As soon as it was on its feet, the country implemented what was called a "poisoned shrimp" system of deterrence, acknowledging that while its larger neighbors could swallow it, doing so would be painful if not fatal. That policy was changed to a "porcupine" defemse – a sophisticated defense geared at keeping its enemies from ever getting close to the close to the country in the first place. According to an analysis by Jonathan Gad published in March, Prime Minister Lee Hsien Loong has led a metamorphosis to a so-called “dolphin" strategy “much as dolphins are said to strike at sharks. It seeks to project power over a greater distance, which requires a well-developed navy and high-quality aircraft, such as the F16s.

The region overall saw steady growth in military expenditure between 2010 and 2014. There were net increases for all countries, averaging 37.6 percent. Southeast Asian countries spent $38.2 billion on defense in 2014, according to Abuja’s analysis. Brunei, always a big spender on weapons at the behest of its militaristic Sultan Hassanol Bolkiah, increased its spending by 28 percent, followed by Cambodia at 14.4 percent and Vietnam at 14.1 percent.

All countries saw strong increases in military spending between 2010 and 2014. Vietnam led with a 59.1 percent increase, followed by Cambodia, 56.2 percent, and Indonesia, 50.6 percent. The average increase between 2010 and 2014 was 37.6 percent in U.S. dollars and 44 percent in local currencies. It was the less developed states that were above the regional average, as they tried to play catch up, according to the CogitAsia analysis.

Average military expenditure as a percentage of gross domestic product (GDP) was 2.2 percent in ASEAN in 2014, though it ranged from 0.8 percent (Indonesia) to 4.3 percent (Myanmar). Military expenditure as a percentage of GDP remains fairly stable; only Brunei and Myanmar have seen dramatic shifts between 2010 and 2014.

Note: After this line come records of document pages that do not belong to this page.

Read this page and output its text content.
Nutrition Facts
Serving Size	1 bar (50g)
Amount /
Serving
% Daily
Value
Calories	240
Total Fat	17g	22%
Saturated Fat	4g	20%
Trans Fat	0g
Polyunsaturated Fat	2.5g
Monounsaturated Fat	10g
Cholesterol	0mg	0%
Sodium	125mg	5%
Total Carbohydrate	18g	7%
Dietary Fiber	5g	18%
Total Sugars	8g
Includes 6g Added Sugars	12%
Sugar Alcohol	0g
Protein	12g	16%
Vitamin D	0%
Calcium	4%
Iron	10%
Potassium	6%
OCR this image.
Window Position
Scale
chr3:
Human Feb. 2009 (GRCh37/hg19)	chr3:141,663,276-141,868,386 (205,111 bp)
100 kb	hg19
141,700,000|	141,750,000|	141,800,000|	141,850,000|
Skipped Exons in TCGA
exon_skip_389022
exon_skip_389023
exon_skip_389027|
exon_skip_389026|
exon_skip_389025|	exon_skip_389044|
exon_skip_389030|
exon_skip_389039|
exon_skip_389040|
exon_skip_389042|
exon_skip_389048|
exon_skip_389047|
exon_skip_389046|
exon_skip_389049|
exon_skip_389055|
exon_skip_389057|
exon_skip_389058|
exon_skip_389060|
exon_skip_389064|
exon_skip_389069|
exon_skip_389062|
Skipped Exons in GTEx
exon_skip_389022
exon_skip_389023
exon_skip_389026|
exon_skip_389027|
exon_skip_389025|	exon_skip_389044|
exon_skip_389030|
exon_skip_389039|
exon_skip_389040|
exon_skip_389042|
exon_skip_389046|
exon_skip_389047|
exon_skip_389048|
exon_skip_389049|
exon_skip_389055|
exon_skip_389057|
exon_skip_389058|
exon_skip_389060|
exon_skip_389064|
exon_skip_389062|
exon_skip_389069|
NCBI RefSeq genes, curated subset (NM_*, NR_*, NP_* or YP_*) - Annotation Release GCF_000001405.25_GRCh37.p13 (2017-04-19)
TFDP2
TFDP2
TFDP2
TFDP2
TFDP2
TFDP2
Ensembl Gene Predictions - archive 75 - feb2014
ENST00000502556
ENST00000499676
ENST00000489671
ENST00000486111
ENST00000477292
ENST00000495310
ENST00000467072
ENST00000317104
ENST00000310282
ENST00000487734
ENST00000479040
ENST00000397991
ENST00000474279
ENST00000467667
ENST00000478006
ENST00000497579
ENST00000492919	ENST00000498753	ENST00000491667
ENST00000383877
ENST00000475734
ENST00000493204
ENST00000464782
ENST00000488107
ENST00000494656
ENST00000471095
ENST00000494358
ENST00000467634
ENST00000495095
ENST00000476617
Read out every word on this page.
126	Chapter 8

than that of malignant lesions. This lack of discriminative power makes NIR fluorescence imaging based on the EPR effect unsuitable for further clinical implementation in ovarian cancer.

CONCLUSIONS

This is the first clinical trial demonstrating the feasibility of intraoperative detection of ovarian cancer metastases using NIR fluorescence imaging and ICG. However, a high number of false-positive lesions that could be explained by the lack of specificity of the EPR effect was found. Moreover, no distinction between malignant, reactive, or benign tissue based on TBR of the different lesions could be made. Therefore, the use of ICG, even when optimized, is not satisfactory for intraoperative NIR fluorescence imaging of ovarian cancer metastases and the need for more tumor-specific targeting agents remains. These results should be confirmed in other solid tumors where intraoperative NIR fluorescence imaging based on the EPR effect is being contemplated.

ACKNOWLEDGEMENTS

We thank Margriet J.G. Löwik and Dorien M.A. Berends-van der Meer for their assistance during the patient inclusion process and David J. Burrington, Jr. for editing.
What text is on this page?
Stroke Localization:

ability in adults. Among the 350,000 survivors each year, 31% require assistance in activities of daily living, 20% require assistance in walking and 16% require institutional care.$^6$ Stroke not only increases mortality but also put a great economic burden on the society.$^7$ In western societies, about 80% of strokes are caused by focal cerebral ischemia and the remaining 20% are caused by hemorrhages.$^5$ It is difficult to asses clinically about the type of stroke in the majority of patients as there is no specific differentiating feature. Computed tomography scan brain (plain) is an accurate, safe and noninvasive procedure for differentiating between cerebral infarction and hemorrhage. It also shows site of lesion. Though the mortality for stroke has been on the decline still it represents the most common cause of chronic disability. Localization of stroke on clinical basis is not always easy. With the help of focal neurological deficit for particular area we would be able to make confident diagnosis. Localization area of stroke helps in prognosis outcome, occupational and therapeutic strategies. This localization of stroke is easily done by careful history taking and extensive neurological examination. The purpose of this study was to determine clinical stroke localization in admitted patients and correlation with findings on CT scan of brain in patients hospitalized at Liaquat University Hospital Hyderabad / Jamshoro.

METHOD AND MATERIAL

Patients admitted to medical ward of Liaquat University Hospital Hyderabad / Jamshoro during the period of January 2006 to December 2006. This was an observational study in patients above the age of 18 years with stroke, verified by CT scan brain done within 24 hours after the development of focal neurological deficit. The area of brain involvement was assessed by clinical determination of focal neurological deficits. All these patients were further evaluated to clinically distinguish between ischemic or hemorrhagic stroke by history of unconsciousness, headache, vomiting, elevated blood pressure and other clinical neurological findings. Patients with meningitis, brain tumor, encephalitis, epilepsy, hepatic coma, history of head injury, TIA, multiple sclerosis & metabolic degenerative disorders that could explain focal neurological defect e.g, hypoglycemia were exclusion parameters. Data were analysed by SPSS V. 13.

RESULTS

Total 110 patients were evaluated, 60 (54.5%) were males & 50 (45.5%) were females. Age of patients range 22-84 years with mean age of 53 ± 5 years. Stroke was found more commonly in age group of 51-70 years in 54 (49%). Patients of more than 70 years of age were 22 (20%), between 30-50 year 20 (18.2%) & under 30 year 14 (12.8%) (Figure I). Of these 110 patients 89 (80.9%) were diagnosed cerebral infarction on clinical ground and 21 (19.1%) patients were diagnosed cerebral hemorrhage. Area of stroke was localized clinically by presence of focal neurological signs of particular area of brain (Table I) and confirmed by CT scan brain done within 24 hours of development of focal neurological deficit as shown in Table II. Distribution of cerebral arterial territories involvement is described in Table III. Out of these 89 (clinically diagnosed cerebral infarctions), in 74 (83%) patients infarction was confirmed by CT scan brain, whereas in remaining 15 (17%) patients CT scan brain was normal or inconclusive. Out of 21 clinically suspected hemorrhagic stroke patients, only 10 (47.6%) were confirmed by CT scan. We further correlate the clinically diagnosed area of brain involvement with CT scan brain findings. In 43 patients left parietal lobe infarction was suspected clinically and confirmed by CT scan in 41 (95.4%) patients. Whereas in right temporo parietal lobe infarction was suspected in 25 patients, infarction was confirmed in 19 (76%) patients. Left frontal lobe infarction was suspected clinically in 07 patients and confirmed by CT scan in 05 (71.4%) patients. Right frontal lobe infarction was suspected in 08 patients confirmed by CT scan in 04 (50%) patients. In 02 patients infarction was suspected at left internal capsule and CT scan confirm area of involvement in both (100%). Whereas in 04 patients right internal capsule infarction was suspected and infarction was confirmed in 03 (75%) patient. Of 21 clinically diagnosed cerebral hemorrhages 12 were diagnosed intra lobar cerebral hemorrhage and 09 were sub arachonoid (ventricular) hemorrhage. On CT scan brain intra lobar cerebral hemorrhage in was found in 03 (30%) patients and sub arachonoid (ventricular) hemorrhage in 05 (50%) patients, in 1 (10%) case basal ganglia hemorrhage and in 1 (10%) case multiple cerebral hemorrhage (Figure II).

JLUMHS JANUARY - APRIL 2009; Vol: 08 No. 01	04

In 2014, Indonesia accounted for 18 percent of all of ASEAN defense spending. Military spending accounted for 4.1 percent of total government spending in 2014, less than half of the regional average of 8.8 percent, according to the CogitAsia analysis. Indonesian defense spending as a percentage of GDP was the lowest in the region at 0.8 percent, well below the average of 2.2. percent. Per capita defense spending in Indonesia is $27.80, the second lowest in the region after Cambodia. In April 2015, the Indonesian parliament announced a plan to increase military expenditure to $15 billion by 2020, twice the 2015 level; expenditure would increase from 0.8 percent to 1.5 percent of GDP.